I am bothered by this new celebrity obsession that puts too much value and praise on a toddler’s supposed “fashion choices”. Give me a break. This little tot probably isn’t even potty trained yet. Why do some parents think that it is a mark of achievement to try and pass their tiny tots off as the next Anna Wintour???

Midwest Mom on

This is the same Mom who drops the binkie on the home improvement store floor, “cleans” it by sticking it in her own mouth, and then into her child’s mouth, right? And now she wants us to believe that her 21 MONTH toddler is trying to convey her “unique style” (her words, not mine). Amazing how some parents can take their inflated sense of self and apply it to their children.

mammaneedswine on

The accessory that Gray needs to ditch is the binky, it’s one thing if she has it when she is in bed, but at 21 months, does she really need it when she is grocery shopping?

JO Bell on

OMG that last pic! Gray is too cute for words

Anonymous on

I think it’s pretty funny the people can turn one cute blog about a baby liking to accessorize into a debate on when it’s time to take the paci away. That is the mother’s choice and has absolutely nothing with you and how you raise your children. A 21 month sucking a paci (Thank god for Wuba Nubs) is only your business if said child is YOURS.

I have taken a dropped paci off the ground and stuck it in MY mouth before giving it back to my daughter in the belief that I’d rather have her sucking on my germs than the world’s! I guess I am the world’s worst mom too. Get a grip, oh perfect one.

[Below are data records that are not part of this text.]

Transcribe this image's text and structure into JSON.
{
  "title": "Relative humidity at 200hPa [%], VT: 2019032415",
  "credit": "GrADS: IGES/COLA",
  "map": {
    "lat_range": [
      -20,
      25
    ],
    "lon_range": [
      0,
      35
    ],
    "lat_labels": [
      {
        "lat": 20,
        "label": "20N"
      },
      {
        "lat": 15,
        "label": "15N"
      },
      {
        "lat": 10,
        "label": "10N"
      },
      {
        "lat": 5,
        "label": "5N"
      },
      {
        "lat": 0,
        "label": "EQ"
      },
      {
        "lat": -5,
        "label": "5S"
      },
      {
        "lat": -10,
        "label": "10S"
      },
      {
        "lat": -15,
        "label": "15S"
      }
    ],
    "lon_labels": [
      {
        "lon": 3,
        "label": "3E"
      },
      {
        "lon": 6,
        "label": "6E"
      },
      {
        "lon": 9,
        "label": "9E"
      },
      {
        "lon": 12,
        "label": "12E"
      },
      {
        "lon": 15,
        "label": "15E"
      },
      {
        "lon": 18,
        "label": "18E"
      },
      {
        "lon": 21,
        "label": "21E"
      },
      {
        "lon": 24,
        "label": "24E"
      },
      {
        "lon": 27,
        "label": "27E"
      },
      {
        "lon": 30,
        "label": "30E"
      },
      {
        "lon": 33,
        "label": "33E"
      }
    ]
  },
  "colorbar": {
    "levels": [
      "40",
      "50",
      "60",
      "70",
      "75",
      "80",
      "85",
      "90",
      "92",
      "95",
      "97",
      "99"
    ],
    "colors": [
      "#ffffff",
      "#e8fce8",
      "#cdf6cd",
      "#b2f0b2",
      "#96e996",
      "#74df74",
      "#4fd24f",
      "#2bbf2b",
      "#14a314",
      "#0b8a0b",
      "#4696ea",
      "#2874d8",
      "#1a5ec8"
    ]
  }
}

Jenna.. Your daughter is gorgeous and I love the headbands and hats. My daughter has so much hair, that sometimes all I can do is get a headband on her before she crawls away! Wuba Nubs are also the pacis that my daughter uses, has since birth and at 10 months old, I’m still ordering new ones as I plan to let her choose when she gets off the paci AND off my breast. (Guess I’m a horrible mom for that too.) I don’t care what anyone thinks, though. She’s my daughter and since I’m raising four children, ages ranging from 16 to 10 months, I think I know just a little bit about what I’m doing. Parenthood is not about perfection, it’s about doing the best you can with the circumstances you may find yourself in! I love your blogs and will continue to read them!!

FeFe on

Misery surely do loves company. If you have a problem with the way she takes care of her child, then go get one of your own and raise it the way you want. Maybe you had such a bad childhood or a child who was totally opposite that you can’t relate to someone having a child that’s happy wearing hats or sucking on a binky or whatever. The point is, if this is what makes her happy, then so be it. Jenna is a great mom and a great blogger. Go find yourself!!!

Kimberly on

Awww what a cutie Gray is, my husband and I share the same anniversary as Jenna and her husband. They look like such a nice family!!!! Many blessings to you always!!!!

Daria on

@AbbyDogg and @Midwest Mom: Jenna writes beautiful, funny, charming and intelligent little essays about her experience as a mother. If you believe that she is imposing her fashion sense on her daughter – you don’t know children. They can be quite opinionated on a variety of subjects.

As for the “unsanitary binkie issue”, one should remember that kids’ immune systems need exposure to bacteria (in moderation, obviously) to learn how to fight them. I hope Jenna does not take your harsh comments to heart and continues to share her experiences with us.